If Truffaut had made a film based on an original screenplay by Shirley Jackson, it would go something like "13 Tzameti."
And if that doesn't pique your interest, I don't know what will.
This film is as close to perfect as it gets.
You
could attribute aspects of it to any number of films, novels, stories,
directors, whatever, but what we end up with is a jarring hour and a
half of we-dare-you-to-look-away.
As we follow our 'hero' for lack of a better word, we don’t know what is going on any more than he does.
And,
as it slowly dawns on him what he’s in for, his eyes grow wider at the
same pace that we find ourselves with that dropping feeling in the pit
of our stomachs like plunging down the first dive on a roller coaster,
knowing that it had just failed a safety inspection.

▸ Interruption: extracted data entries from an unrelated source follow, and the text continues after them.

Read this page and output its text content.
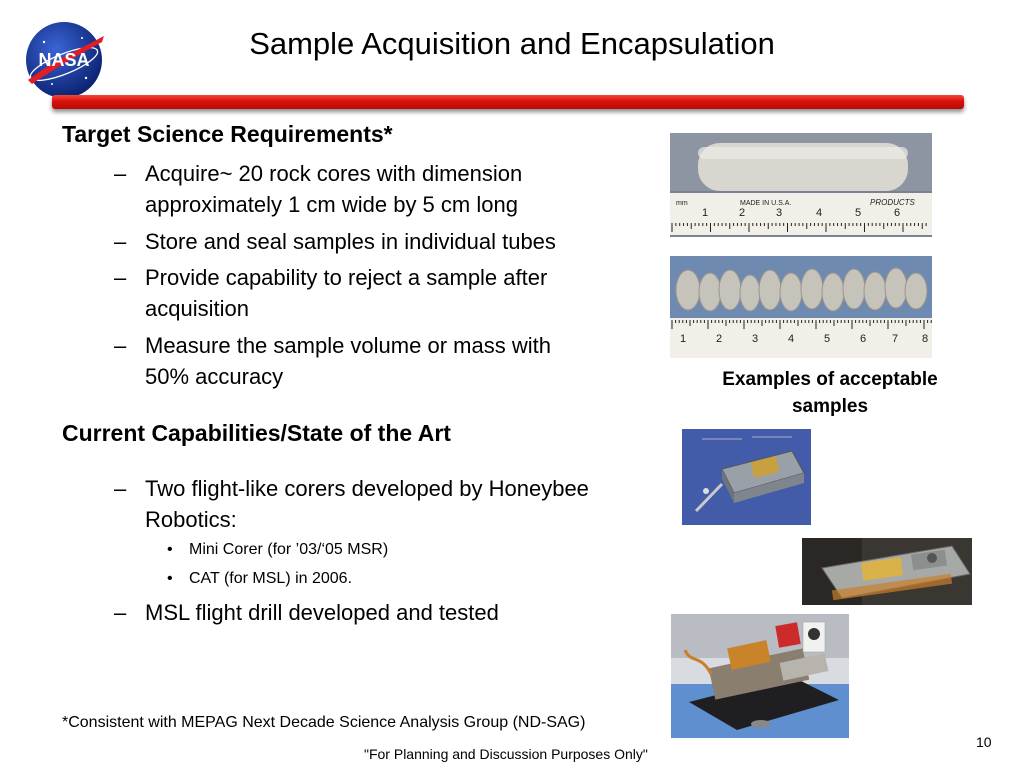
NASA	Sample Acquisition and Encapsulation
Target Science Requirements*
– Acquire~ 20 rock cores with dimension
approximately 1 cm wide by 5 cm long
– Store and seal samples in individual tubes
– Provide capability to reject a sample after
acquisition
– Measure the sample volume or mass with
50% accuracy
Current Capabilities/State of the Art
– Two flight-like corers developed by Honeybee
Robotics:
• Mini Corer (for ’03/‘05 MSR)
• CAT (for MSL) in 2006.
– MSL flight drill developed and tested
mm	MADE IN U.S.A.	PRODUCTS
1	2	3	4	5	6
1	2	3	4	5	6 7 8
Examples of acceptable
samples
*Consistent with MEPAG Next Decade Science Analysis Group (ND-SAG)
"For Planning and Discussion Purposes Only"
10
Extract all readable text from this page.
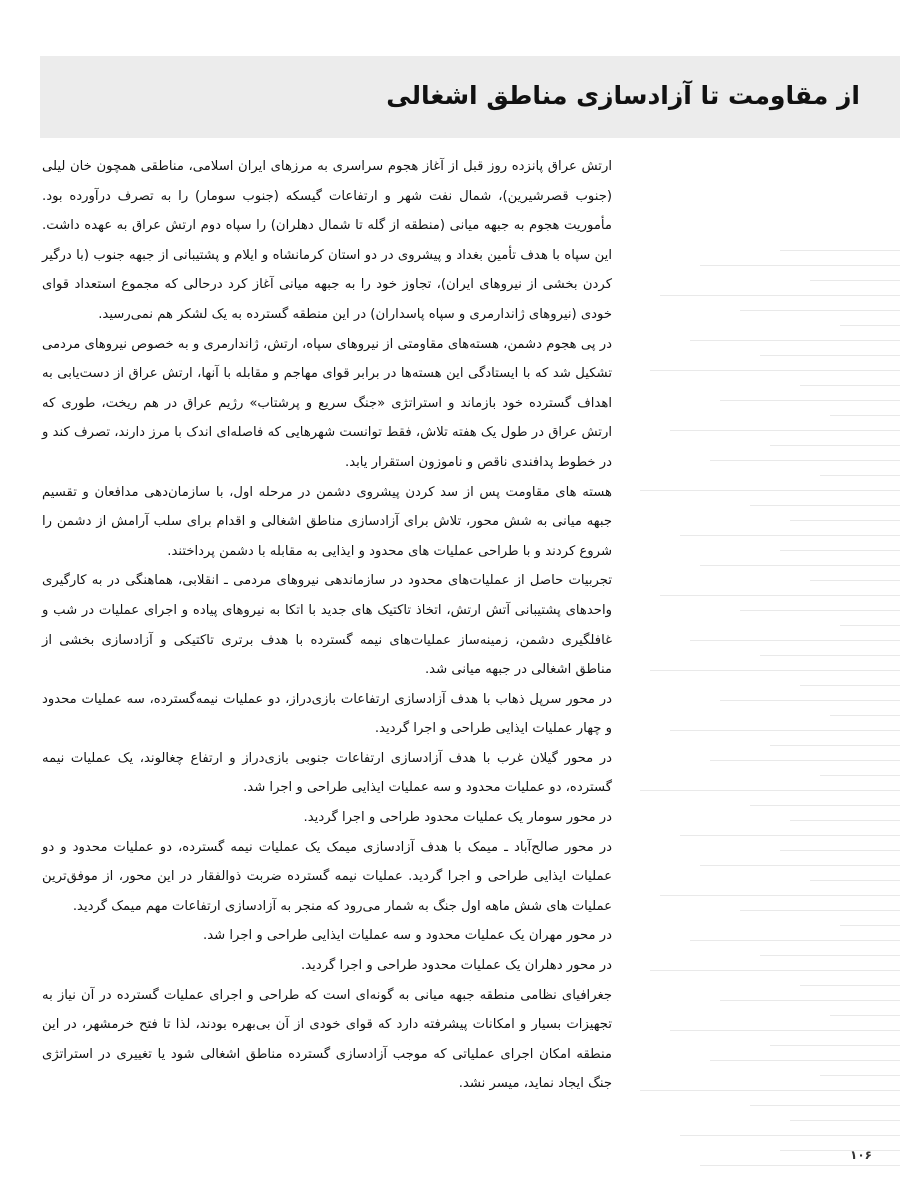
از مقاومت تا آزادسازی مناطق اشغالی

ارتش عراق پانزده روز قبل از آغاز هجوم سراسری به مرزهای ایران اسلامی، مناطقی همچون خان لیلی (جنوب قصرشیرین)، شمال نفت شهر و ارتفاعات گیسکه (جنوب سومار) را به تصرف درآورده بود. مأموریت هجوم به جبهه میانی (منطقه از گله تا شمال دهلران) را سپاه دوم ارتش عراق به عهده داشت. این سپاه با هدف تأمین بغداد و پیشروی در دو استان کرمانشاه و ایلام و پشتیبانی از جبهه جنوب (با درگیر کردن بخشی از نیروهای ایران)، تجاوز خود را به جبهه میانی آغاز کرد درحالی که مجموع استعداد قوای خودی (نیروهای ژاندارمری و سپاه پاسداران) در این منطقه گسترده به یک لشکر هم نمی‌رسید.

در پی هجوم دشمن، هسته‌های مقاومتی از نیروهای سپاه، ارتش، ژاندارمری و به خصوص نیروهای مردمی تشکیل شد که با ایستادگی این هسته‌ها در برابر قوای مهاجم و مقابله با آنها، ارتش عراق از دست‌یابی به اهداف گسترده خود بازماند و استراتژی «جنگ سریع و پرشتاب» رژیم عراق در هم ریخت، طوری که ارتش عراق در طول یک هفته تلاش، فقط توانست شهرهایی که فاصله‌ای اندک با مرز دارند، تصرف کند و در خطوط پدافندی ناقص و ناموزون استقرار یابد.

هسته های مقاومت پس از سد کردن پیشروی دشمن در مرحله اول، با سازمان‌دهی مدافعان و تقسیم جبهه میانی به شش محور، تلاش برای آزادسازی مناطق اشغالی و اقدام برای سلب آرامش از دشمن را شروع کردند و با طراحی عملیات های محدود و ایذایی به مقابله با دشمن پرداختند.

تجربیات حاصل از عملیات‌های محدود در سازماندهی نیروهای مردمی ـ انقلابی، هماهنگی در به کارگیری واحدهای پشتیبانی آتش ارتش، اتخاذ تاکتیک های جدید با اتکا به نیروهای پیاده و اجرای عملیات در شب و غافلگیری دشمن، زمینه‌ساز عملیات‌های نیمه گسترده با هدف برتری تاکتیکی و آزادسازی بخشی از مناطق اشغالی در جبهه میانی شد.

در محور سرپل ذهاب با هدف آزادسازی ارتفاعات بازی‌دراز، دو عملیات نیمه‌گسترده، سه عملیات محدود و چهار عملیات ایذایی طراحی و اجرا گردید.

در محور گیلان غرب با هدف آزادسازی ارتفاعات جنوبی بازی‌دراز و ارتفاع چغالوند، یک عملیات نیمه گسترده، دو عملیات محدود و سه عملیات ایذایی طراحی و اجرا شد.

در محور سومار یک عملیات محدود طراحی و اجرا گردید.

در محور صالح‌آباد ـ میمک با هدف آزادسازی میمک یک عملیات نیمه گسترده، دو عملیات محدود و دو عملیات ایذایی طراحی و اجرا گردید. عملیات نیمه گسترده ضربت ذوالفقار در این محور، از موفق‌ترین عملیات های شش ماهه اول جنگ به شمار می‌رود که منجر به آزادسازی ارتفاعات مهم میمک گردید.

در محور مهران یک عملیات محدود و سه عملیات ایذایی طراحی و اجرا شد.

در محور دهلران یک عملیات محدود طراحی و اجرا گردید.

جغرافیای نظامی منطقه جبهه میانی به گونه‌ای است که طراحی و اجرای عملیات گسترده در آن نیاز به تجهیزات بسیار و امکانات پیشرفته دارد که قوای خودی از آن بی‌بهره بودند، لذا تا فتح خرمشهر، در این منطقه امکان اجرای عملیاتی که موجب آزادسازی گسترده مناطق اشغالی شود یا تغییری در استراتژی جنگ ایجاد نماید، میسر نشد.

۱۰۶
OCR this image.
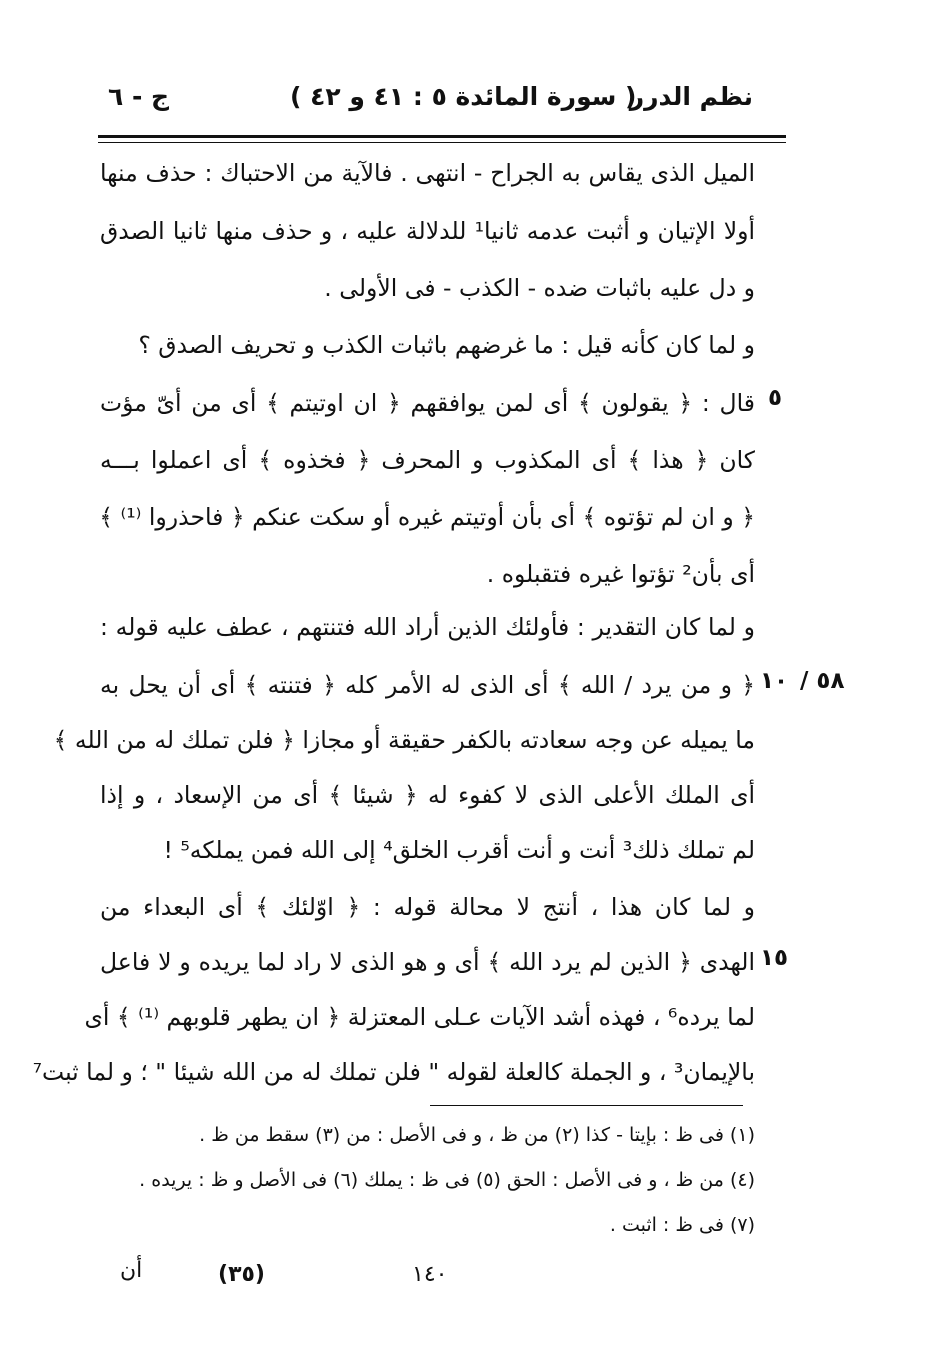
نظم الدرر
( سورة المائدة ٥ : ٤١ و ٤٢ )
ج - ٦
الميل الذى يقاس به الجراح - انتهى . فالآية من الاحتباك : حذف منها
أولا الإتيان و أثبت عدمه ثانيا¹ للدلالة عليه ، و حذف منها ثانيا الصدق
و دل عليه باثبات ضده - الكذب - فى الأولى .
و لما كان كأنه قيل : ما غرضهم باثبات الكذب و تحريف الصدق ؟
قال : ﴿ يقولون ﴾ أى لمن يوافقهم ﴿ ان اوتيتم ﴾ أى من أىّ مؤت
كان ﴿ هذا ﴾ أى المكذوب و المحرف ﴿ فخذوه ﴾ أى اعملوا بـــه
﴿ و ان لم تؤتوه ﴾ أى بأن أوتيتم غيره أو سكت عنكم ﴿ فاحذروا ⁽¹⁾ ﴾
أى بأن² تؤتوا غيره فتقبلوه .
و لما كان التقدير : فأولئك الذين أراد الله فتنتهم ، عطف عليه قوله :
﴿ و من يرد / الله ﴾ أى الذى له الأمر كله ﴿ فتنته ﴾ أى أن يحل به
ما يميله عن وجه سعادته بالكفر حقيقة أو مجازا ﴿ فلن تملك له من الله ﴾
أى الملك الأعلى الذى لا كفوء له ﴿ شيئا ﴾ أى من الإسعاد ، و إذا
لم تملك ذلك³ أنت و أنت أقرب الخلق⁴ إلى الله فمن يملكه⁵ !
و لما كان هذا ، أنتج لا محالة قوله : ﴿ اوّلئك ﴾ أى البعداء من
الهدى ﴿ الذين لم يرد الله ﴾ أى و هو الذى لا راد لما يريده و لا فاعل
لما يرده⁶ ، فهذه أشد الآيات عـلى المعتزلة ﴿ ان يطهر قلوبهم ⁽¹⁾ ﴾ أى
بالإيمان³ ، و الجملة كالعلة لقوله " فلن تملك له من الله شيئا " ؛ و لما ثبت⁷
٥
١٠ ٥٨ /
١٥
(١) فى ظ : بإيتا - كذا (٢) من ظ ، و فى الأصل : من (٣) سقط من ظ .
(٤) من ظ ، و فى الأصل : الحق (٥) فى ظ : يملك (٦) فى الأصل و ظ : يريده .
(٧) فى ظ : اثبت .
١٤٠
(٣٥)
أن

Truffaut, in all his ordinary glory, (If you can’t tell whether or not that was a compliment, I assure you that it is.) had his protagonists almost sleepwalking through their lives as we watch.
Truffaut's heroes are observers, like Hitchcock's everyman without anything bizarre or dangerous happening.
And our Sebastian is set up as an observer until he suddenly, in a shocking first round to a game that he had no idea he was going to have to play, he realizes that he’s actually one of the ones on show in this morbid story.
Watch this movie. You’ve probably never heard of it.
I don’t care. Find it and watch it. Hell, the poster art is worth the price of admission.